Aiba nodded, looking sad. “I feel horrible about that. I got what I needed, I left…but then not even two days later they were gone. All those people…I mean, I got the impression that most of them didn’t plan to last long once they got to Furano, but they didn’t deserve to die like that. And I had nothing to do with it, I swear.”
“They said on the news that they didn’t find any escape pods,” Nino remembered. “And you were already long gone. So why pretend to be dead?”
Aiba looked embarrassed. “I was already planning to fake my death after I got the last key. That’s why I sent those messages to you, Oh-chan. And you, Sho-chan. I had to get that plan in motion so you could all meet up and bring me the other keys here. I thought I would have had a week or two to plan it all out, faking my death I mean. Nobody was going to get hurt. I was going to crash my ship somewhere, make it look like somebody tried to collect the bounty on my head, I don’t know, I don’t know…”

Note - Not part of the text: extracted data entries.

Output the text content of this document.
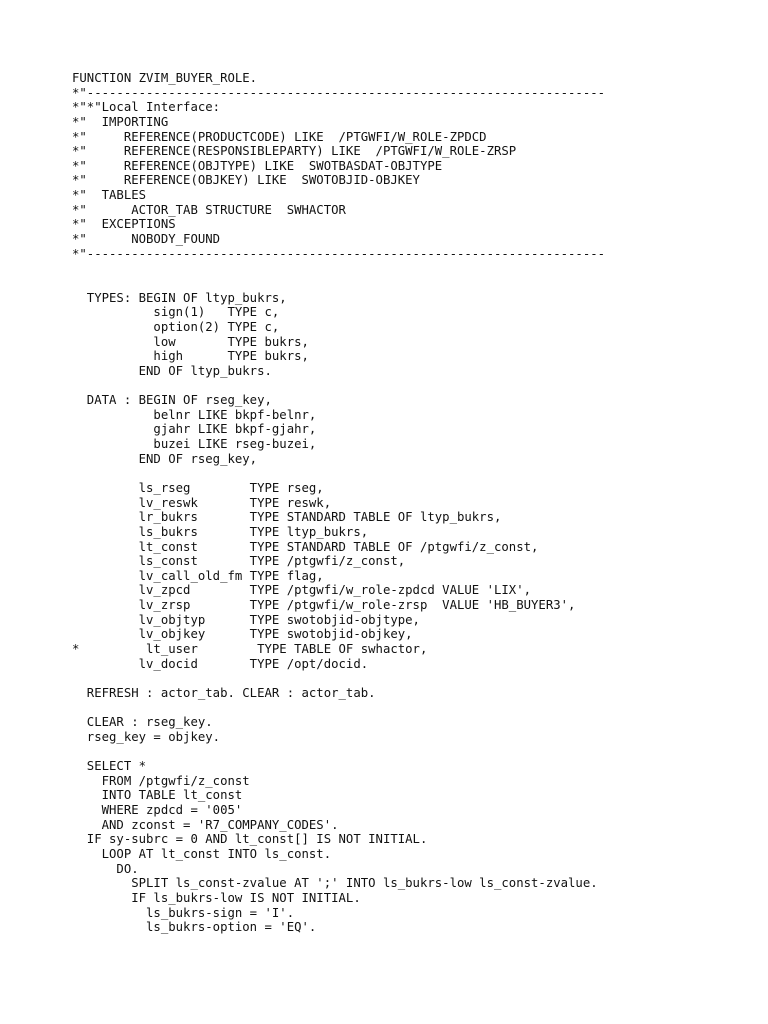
FUNCTION ZVIM_BUYER_ROLE.
*"----------------------------------------------------------------------
*"*"Local Interface:
*"  IMPORTING
*"     REFERENCE(PRODUCTCODE) LIKE  /PTGWFI/W_ROLE-ZPDCD
*"     REFERENCE(RESPONSIBLEPARTY) LIKE  /PTGWFI/W_ROLE-ZRSP
*"     REFERENCE(OBJTYPE) LIKE  SWOTBASDAT-OBJTYPE
*"     REFERENCE(OBJKEY) LIKE  SWOTOBJID-OBJKEY
*"  TABLES
*"      ACTOR_TAB STRUCTURE  SWHACTOR
*"  EXCEPTIONS
*"      NOBODY_FOUND
*"----------------------------------------------------------------------
TYPES: BEGIN OF ltyp_bukrs,
sign(1)   TYPE c,
option(2) TYPE c,
low       TYPE bukrs,
high      TYPE bukrs,
END OF ltyp_bukrs.
DATA : BEGIN OF rseg_key,
belnr LIKE bkpf-belnr,
gjahr LIKE bkpf-gjahr,
buzei LIKE rseg-buzei,
END OF rseg_key,
ls_rseg        TYPE rseg,
lv_reswk       TYPE reswk,
lr_bukrs       TYPE STANDARD TABLE OF ltyp_bukrs,
ls_bukrs       TYPE ltyp_bukrs,
lt_const       TYPE STANDARD TABLE OF /ptgwfi/z_const,
ls_const       TYPE /ptgwfi/z_const,
lv_call_old_fm TYPE flag,
lv_zpcd        TYPE /ptgwfi/w_role-zpdcd VALUE 'LIX',
lv_zrsp        TYPE /ptgwfi/w_role-zrsp  VALUE 'HB_BUYER3',
lv_objtyp      TYPE swotobjid-objtype,
lv_objkey      TYPE swotobjid-objkey,
*         lt_user        TYPE TABLE OF swhactor,
lv_docid       TYPE /opt/docid.
REFRESH : actor_tab. CLEAR : actor_tab.
CLEAR : rseg_key.
rseg_key = objkey.
SELECT *
FROM /ptgwfi/z_const
INTO TABLE lt_const
WHERE zpdcd = '005'
AND zconst = 'R7_COMPANY_CODES'.
IF sy-subrc = 0 AND lt_const[] IS NOT INITIAL.
LOOP AT lt_const INTO ls_const.
DO.
SPLIT ls_const-zvalue AT ';' INTO ls_bukrs-low ls_const-zvalue.
IF ls_bukrs-low IS NOT INITIAL.
ls_bukrs-sign = 'I'.
ls_bukrs-option = 'EQ'.
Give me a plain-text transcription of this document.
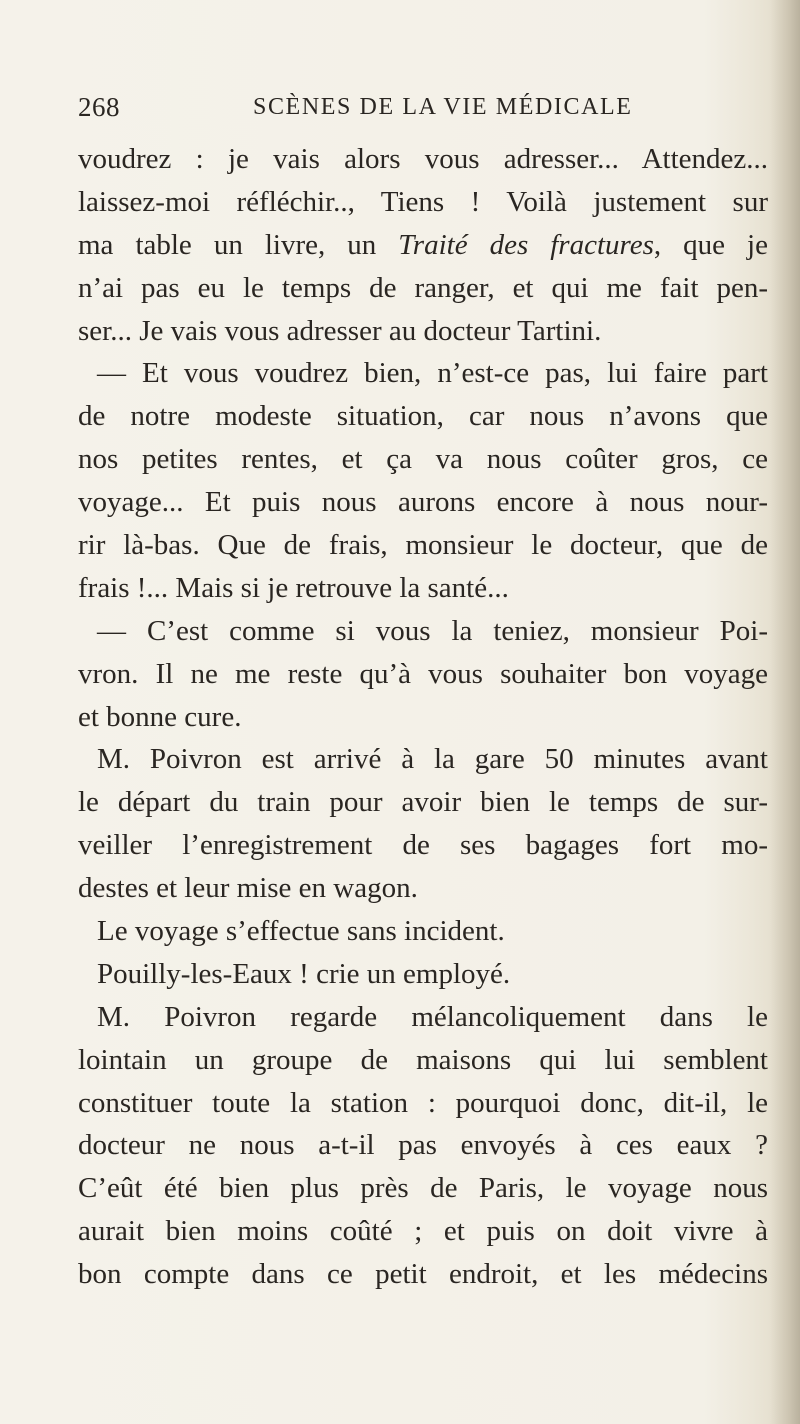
268	SCÈNES DE LA VIE MÉDICALE
voudrez : je vais alors vous adresser... Attendez...
laissez-moi réfléchir.., Tiens ! Voilà justement sur
ma table un livre, un Traité des fractures, que je
n’ai pas eu le temps de ranger, et qui me fait pen-
ser... Je vais vous adresser au docteur Tartini.
— Et vous voudrez bien, n’est-ce pas, lui faire part
de notre modeste situation, car nous n’avons que
nos petites rentes, et ça va nous coûter gros, ce
voyage... Et puis nous aurons encore à nous nour-
rir là-bas. Que de frais, monsieur le docteur, que de
frais !... Mais si je retrouve la santé...
— C’est comme si vous la teniez, monsieur Poi-
vron. Il ne me reste qu’à vous souhaiter bon voyage
et bonne cure.
M. Poivron est arrivé à la gare 50 minutes avant
le départ du train pour avoir bien le temps de sur-
veiller l’enregistrement de ses bagages fort mo-
destes et leur mise en wagon.
Le voyage s’effectue sans incident.
Pouilly-les-Eaux ! crie un employé.
M. Poivron regarde mélancoliquement dans le
lointain un groupe de maisons qui lui semblent
constituer toute la station : pourquoi donc, dit-il, le
docteur ne nous a-t-il pas envoyés à ces eaux ?
C’eût été bien plus près de Paris, le voyage nous
aurait bien moins coûté ; et puis on doit vivre à
bon compte dans ce petit endroit, et les médecins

“But then the Wagaya E was lost, and they declared you dead anyhow,” Ohno said.
“Exactly,” Aiba replied. “I felt horrible. Like I jinxed all those poor people or something.”

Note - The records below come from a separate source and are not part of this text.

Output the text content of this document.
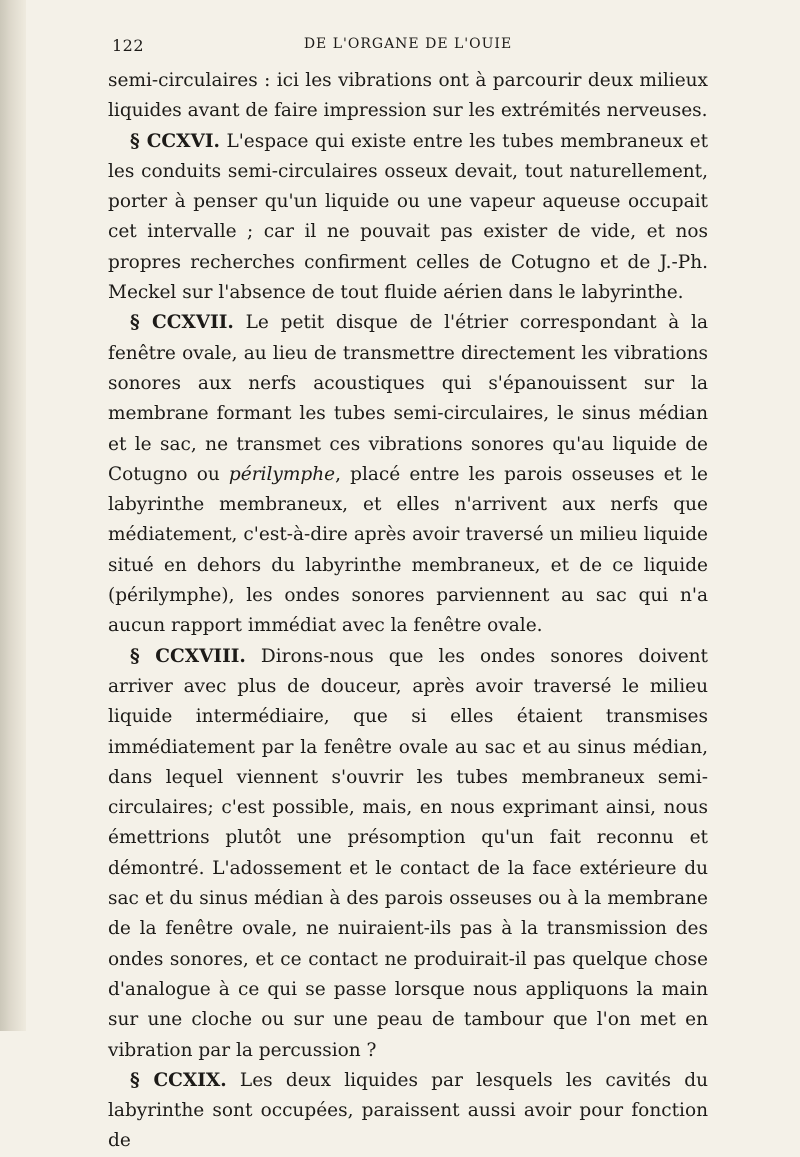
122	DE L'ORGANE DE L'OUIE

semi-circulaires : ici les vibrations ont à parcourir deux milieux liquides avant de faire impression sur les extrémités nerveuses.

§ CCXVI. L'espace qui existe entre les tubes membraneux et les conduits semi-circulaires osseux devait, tout naturellement, porter à penser qu'un liquide ou une vapeur aqueuse occupait cet intervalle ; car il ne pouvait pas exister de vide, et nos propres recherches confirment celles de Cotugno et de J.-Ph. Meckel sur l'absence de tout fluide aérien dans le labyrinthe.

§ CCXVII. Le petit disque de l'étrier correspondant à la fenêtre ovale, au lieu de transmettre directement les vibrations sonores aux nerfs acoustiques qui s'épanouissent sur la membrane formant les tubes semi-circulaires, le sinus médian et le sac, ne transmet ces vibrations sonores qu'au liquide de Cotugno ou périlymphe, placé entre les parois osseuses et le labyrinthe membraneux, et elles n'arrivent aux nerfs que médiatement, c'est-à-dire après avoir traversé un milieu liquide situé en dehors du labyrinthe membraneux, et de ce liquide (périlymphe), les ondes sonores parviennent au sac qui n'a aucun rapport immédiat avec la fenêtre ovale.

§ CCXVIII. Dirons-nous que les ondes sonores doivent arriver avec plus de douceur, après avoir traversé le milieu liquide intermédiaire, que si elles étaient transmises immédiatement par la fenêtre ovale au sac et au sinus médian, dans lequel viennent s'ouvrir les tubes membraneux semi-circulaires; c'est possible, mais, en nous exprimant ainsi, nous émettrions plutôt une présomption qu'un fait reconnu et démontré. L'adossement et le contact de la face extérieure du sac et du sinus médian à des parois osseuses ou à la membrane de la fenêtre ovale, ne nuiraient-ils pas à la transmission des ondes sonores, et ce contact ne produirait-il pas quelque chose d'analogue à ce qui se passe lorsque nous appliquons la main sur une cloche ou sur une peau de tambour que l'on met en vibration par la percussion ?

§ CCXIX. Les deux liquides par lesquels les cavités du labyrinthe sont occupées, paraissent aussi avoir pour fonction de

By that point they’d arrived back in front of the giant platina door, the five of them standing together.
“But why would you even need to fake your death in the first place?” Nino asked, poking Aiba angrily. “You could have just kept all the keys to yourself. Nobody but you knew about this place. Or if you wanted to open it, you could have just called us all up and said ‘hey, come to the Jomon system, I found something cool.’ You could have done what you always did, get us here, get us to open the door with you, and then stab us in the back. You could have knocked us all out and run off with the treasure. But no. No, instead you had to die and disrupt all our lives.”
“‘You could have done what you always did,’” Aiba repeated, looking at Nino sadly. “I did this because that’s what you think of me. That’s what you know about the person I turned into. That Aiba Masaki the thief would turn on you no matter what. You, Oh-chan, I took advantage of your time and your art and I never paid you. Sho-chan, you were happy on Chiba Prime, and because I wanted to win so badly, I used you and our friendship to steal what I wanted. And Nino, even after all the scores I probably took away from you back then, you still welcomed me to your bar. You were so nice to me when I was never nice to you.”
Aiba shook his head, clearly upset with himself.
“I didn’t want to be that jerk any more. The person with no real friends besides the weird guy who looked after his beach house.”
Poor Kazama-kun, Nino thought.
“I wanted a fresh start. I couldn’t be Aiba Masaki the celebrity, Aiba Masaki with the big green ‘A,’ not anymore. I still don’t know if I’ll stop going on adventures, and I don’t know if I have it in me to retire for good like you did, Nino. But I wanted the chance to be better. To share the treasure I’ve been hunting for so long with the people I care most about.”
Aiba looked at Jun, gesturing in apology.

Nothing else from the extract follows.